We never really know what might be happening with a professional golfer when he tees it up and plays poorly.
Generally, we assume it’s just the unpredictable nature of a game that can go well one day and terribly wrong the next.
If you play or cover the game long enough, it is the only answer that can explain the crazy results.
It seemed to be an easy explanation for Billy Horschel’s lack of success in recent years.
With two playoff victories and the FedEx Cup title in 2014, Horschel displayed an emotional and exciting game in a sport that shows little outward passion.
After his victory at the Tour Championship on Sept. 14, 2014, Horschel struggled. Earlier this year, he slipped to 81st in the Official World Golf Ranking amid some middle-of-the-road results.
So, when Horschel won in a playoff over Jason Day at the AT&T Byron Nelson on Sunday, he understandably released some raw emotion. The reasons for his passionate reaction, we have come to realize, likely concerned more than merely his first tournament title in nearly three years. The next day, Horschel’s wife, Brittany, explained her husband’s emotions by disclosing on Twitter her struggles with alcoholism.
“Billy had to take on the 100% responsibility of taking care of 1½ year old daughter, moving us into our new home, competing on Tour and God only knows what else and all went through the man’s head during that time,” she wrote in her Twitter post (http://bit.ly/2q9umGc).

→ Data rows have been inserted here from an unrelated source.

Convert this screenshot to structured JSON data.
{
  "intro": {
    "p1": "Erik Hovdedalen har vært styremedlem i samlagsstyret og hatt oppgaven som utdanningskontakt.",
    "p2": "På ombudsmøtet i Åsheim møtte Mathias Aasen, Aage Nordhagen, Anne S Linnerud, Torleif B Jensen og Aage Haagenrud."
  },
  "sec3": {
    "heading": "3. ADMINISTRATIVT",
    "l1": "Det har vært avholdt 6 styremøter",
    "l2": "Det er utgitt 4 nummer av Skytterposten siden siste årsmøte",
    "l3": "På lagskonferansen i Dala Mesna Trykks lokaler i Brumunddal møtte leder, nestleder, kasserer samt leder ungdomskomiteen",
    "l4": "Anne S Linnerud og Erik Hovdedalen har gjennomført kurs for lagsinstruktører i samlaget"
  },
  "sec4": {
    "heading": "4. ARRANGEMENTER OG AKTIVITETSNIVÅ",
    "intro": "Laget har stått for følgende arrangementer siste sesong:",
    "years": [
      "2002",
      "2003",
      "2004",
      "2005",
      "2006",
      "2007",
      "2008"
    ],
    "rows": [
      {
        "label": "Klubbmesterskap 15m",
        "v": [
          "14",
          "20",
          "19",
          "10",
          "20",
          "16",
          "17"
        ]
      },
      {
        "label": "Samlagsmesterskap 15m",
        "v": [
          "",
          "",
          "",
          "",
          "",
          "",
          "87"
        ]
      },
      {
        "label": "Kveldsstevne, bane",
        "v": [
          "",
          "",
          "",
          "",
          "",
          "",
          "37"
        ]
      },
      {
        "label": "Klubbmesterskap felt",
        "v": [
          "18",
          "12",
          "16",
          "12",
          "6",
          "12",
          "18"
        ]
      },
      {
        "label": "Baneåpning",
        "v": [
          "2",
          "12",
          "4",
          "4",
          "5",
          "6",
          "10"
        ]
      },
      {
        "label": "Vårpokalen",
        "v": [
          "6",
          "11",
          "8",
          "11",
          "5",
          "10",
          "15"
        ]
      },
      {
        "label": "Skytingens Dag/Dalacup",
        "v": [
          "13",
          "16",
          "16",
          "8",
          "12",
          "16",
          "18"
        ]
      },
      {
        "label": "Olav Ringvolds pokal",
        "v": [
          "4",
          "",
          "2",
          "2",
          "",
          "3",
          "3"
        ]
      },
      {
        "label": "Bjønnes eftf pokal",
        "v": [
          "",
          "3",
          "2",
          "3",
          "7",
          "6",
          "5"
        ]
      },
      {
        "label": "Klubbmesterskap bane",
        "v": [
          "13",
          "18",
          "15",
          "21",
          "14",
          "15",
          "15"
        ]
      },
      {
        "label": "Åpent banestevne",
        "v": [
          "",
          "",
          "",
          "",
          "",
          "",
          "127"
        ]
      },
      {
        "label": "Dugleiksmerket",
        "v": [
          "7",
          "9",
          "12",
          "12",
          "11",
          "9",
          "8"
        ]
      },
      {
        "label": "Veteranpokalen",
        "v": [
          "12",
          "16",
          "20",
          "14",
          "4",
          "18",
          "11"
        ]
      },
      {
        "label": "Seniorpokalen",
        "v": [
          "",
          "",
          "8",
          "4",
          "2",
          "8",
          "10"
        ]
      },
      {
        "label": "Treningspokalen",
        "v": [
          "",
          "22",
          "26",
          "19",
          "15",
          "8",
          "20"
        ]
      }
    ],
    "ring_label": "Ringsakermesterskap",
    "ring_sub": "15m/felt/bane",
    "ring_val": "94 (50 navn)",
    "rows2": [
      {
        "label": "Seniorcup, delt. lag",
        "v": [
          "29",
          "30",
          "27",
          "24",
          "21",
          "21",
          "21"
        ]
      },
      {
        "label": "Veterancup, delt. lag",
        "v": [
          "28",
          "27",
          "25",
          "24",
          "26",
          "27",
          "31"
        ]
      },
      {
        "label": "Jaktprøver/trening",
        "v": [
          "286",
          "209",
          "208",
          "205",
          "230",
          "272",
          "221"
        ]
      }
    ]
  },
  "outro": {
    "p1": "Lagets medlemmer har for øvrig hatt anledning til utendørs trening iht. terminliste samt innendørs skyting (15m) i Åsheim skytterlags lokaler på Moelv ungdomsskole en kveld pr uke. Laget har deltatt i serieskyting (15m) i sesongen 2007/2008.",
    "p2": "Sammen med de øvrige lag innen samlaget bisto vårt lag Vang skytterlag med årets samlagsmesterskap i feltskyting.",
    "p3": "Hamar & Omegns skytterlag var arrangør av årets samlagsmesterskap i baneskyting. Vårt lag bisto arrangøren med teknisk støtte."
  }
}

It’s impossible even for Billy Horschel to know what his wife was enduring and what she continues to face as an alcoholic. At the same time, she acknowledges that she can’t understand how her husband has dealt with her disease, which afflicts an estimated 1 in 12 U.S. adults and requires lifelong vigilance.
Gary Woodland has seen his life change dramatically when he and wife Gabby lost one of two unborn twins recently.
Day pulled out of the WGC-Match Play because his mother was facing cancer surgery, he explained as tears ran down his cheeks.
Vijay Singh, Henrik Stenson and David Toms faced their own personal and professional challenges after having been defrauded in convicted swindler Allen Stanford’s Ponzi scheme.
Those are some of the known issues facing PGA Tour players. Many other issues remain unknown.
It’s interesting how we spend time analyzing a swing or question an equipment move in trying to explain a player’s success or failure when it could be something entirely different.
On Monday, we again were educated that the world of professional golf concerns more than the game inside the ropes. Touring pros face the same sorts of everyday issues as the rest of us.
That makes Billy Horschel’s success on the golf course and Brittany Horschel’s revelation off the course even more compelling and inspiring.